New-hired professors should be required to participate in a paid training to ensure that before they implement their curriculum into Canvas they understand all of the features it has to offer. For example, a number of my professors do not use the calendar feature and some of those that do do not have accurate due dates on it which causes confusion when I am planning my schedule. By making sure that each teacher is on the same page of what to do, each student will have more consistency in their scheduling which will allow for better student success.

Helping the Students Directly

Odyssey Wilson

While it is important that teachers are using Canvas to its full potential, there is no point in doing so if students do not know how to access all of the features that teachers are using. Because of this, it is important to consider the way that students at OSU are introduced to Canvas.

When I came to this school last term, I had never used a learning management system and had never heard of Canvas. Since I placed into higher level classes for my first term, most people in my classes already knew how to use Canvas and the instructors did not bother going over it. In fact, after talking to 13 people in my dorm I discovered that not a single person had been given resources for how to use Canvas and only one had used a LMS in the past. I understand that if every teacher had to go over how to use Canvas at the beginning of every course it would waste a lot of time, so I propose that there be a module in Canvas to walk students through the features that their professors will be using. This module would be assigned to students at the beginning of the year, around the time when they are assigned alcoholEDU and Haven. Students would be able to go through the module and understand how to access assignments, modules, the calendar, and doing group work and peer reviews.

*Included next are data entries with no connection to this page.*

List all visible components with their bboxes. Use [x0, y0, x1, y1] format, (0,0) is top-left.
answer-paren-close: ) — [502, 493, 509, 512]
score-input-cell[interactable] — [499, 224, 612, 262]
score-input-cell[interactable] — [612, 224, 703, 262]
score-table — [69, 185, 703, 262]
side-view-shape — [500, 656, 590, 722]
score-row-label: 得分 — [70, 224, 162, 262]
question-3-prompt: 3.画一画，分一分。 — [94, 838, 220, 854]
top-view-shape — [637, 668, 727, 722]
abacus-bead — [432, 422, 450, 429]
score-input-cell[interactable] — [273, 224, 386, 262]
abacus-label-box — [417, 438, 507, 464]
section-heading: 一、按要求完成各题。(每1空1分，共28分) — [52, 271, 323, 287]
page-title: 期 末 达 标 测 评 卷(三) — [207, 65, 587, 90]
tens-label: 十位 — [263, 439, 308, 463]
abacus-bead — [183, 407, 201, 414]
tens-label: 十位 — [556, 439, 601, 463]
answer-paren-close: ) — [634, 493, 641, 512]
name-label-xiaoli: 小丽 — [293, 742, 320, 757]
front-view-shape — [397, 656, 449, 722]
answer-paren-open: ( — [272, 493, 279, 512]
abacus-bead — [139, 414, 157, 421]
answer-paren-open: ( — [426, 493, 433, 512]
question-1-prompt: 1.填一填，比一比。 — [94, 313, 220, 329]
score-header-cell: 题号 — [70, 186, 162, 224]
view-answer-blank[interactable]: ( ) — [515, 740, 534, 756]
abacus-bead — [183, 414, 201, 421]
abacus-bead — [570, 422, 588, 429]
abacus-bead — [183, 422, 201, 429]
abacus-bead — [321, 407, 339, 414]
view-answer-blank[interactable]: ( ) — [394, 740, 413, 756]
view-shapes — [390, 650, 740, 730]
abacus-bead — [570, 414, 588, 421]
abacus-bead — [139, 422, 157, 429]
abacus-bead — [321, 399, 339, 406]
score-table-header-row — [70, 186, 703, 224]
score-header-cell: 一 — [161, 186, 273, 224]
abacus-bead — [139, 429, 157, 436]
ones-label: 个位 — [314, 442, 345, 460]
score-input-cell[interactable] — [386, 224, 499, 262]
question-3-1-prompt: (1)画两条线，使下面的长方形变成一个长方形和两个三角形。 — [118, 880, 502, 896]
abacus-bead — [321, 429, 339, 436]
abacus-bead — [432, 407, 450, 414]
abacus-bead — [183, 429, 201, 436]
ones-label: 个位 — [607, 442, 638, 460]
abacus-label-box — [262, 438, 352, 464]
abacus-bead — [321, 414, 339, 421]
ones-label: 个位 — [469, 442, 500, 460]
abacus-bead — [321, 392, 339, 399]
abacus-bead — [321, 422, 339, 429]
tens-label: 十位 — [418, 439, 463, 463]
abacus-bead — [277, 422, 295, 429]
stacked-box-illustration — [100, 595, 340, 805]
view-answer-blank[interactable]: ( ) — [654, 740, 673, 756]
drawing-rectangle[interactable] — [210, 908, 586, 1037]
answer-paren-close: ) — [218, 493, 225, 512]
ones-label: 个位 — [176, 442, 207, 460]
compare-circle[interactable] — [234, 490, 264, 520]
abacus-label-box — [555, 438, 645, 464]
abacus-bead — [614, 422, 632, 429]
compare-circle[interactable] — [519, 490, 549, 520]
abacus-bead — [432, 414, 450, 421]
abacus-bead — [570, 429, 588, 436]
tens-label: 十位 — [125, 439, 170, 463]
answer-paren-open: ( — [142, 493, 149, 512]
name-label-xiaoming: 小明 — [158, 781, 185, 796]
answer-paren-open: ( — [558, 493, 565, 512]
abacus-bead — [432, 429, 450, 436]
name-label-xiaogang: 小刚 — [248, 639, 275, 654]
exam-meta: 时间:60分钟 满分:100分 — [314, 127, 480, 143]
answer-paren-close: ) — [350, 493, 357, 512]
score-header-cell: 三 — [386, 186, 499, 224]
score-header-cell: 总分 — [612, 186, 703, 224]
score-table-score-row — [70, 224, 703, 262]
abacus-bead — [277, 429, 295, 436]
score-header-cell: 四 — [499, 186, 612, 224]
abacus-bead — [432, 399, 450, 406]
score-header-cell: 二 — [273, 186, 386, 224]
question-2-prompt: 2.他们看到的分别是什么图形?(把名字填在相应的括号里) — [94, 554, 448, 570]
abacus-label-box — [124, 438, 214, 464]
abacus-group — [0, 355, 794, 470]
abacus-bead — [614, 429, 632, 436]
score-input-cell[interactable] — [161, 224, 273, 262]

Creating a module to introduce Canvas to first year students would take minimal effort and could be used until Canvas is no longer relevant. In fact, all of the information to help students has been published in an article by Canvas. The article is laid out with clear headers and sections of information with examples. OSU would simply take this information and format it into an interactive module where students would be able to practice using Canvas by following along with the instructions. I know that if I had a navigation module for Canvas when I started my first term it would have saved me lots of time and stress and allowed me to spend more time on the coursework.

What can be done to Help Online Teachers who are Struggling?

Jake Wadleigh

It is only fair that instructors at Oregon State University are given paid training prior to setting up or teaching any online course. In addition, there needs to be brush up training available online for those who may need a refresher. Also, whenever Oregon State University wants to or decides to change their LMS, it’s vital to hear input from the staff and to provide necessary training before and after implementation. If enough students and staff provide feedback, it was help everyone be more successful.

Why is it so important that we set up our online teachers for success? When instructors are educated on and aware of all the resources Canvas offers, students will be able to learn more effectively. More technology will be used and we will be able to take advantage of what is offered. New technology can be intimidating, but with Oregon State University’s support and help, both teachers and students will benefit and be successful. It can be tough and difficult at times to implement and utilize new technology. With that said, it’s vital that all students at Oregon State University provide adequate feedback and ensure our instructors are given the training and resources they deserve.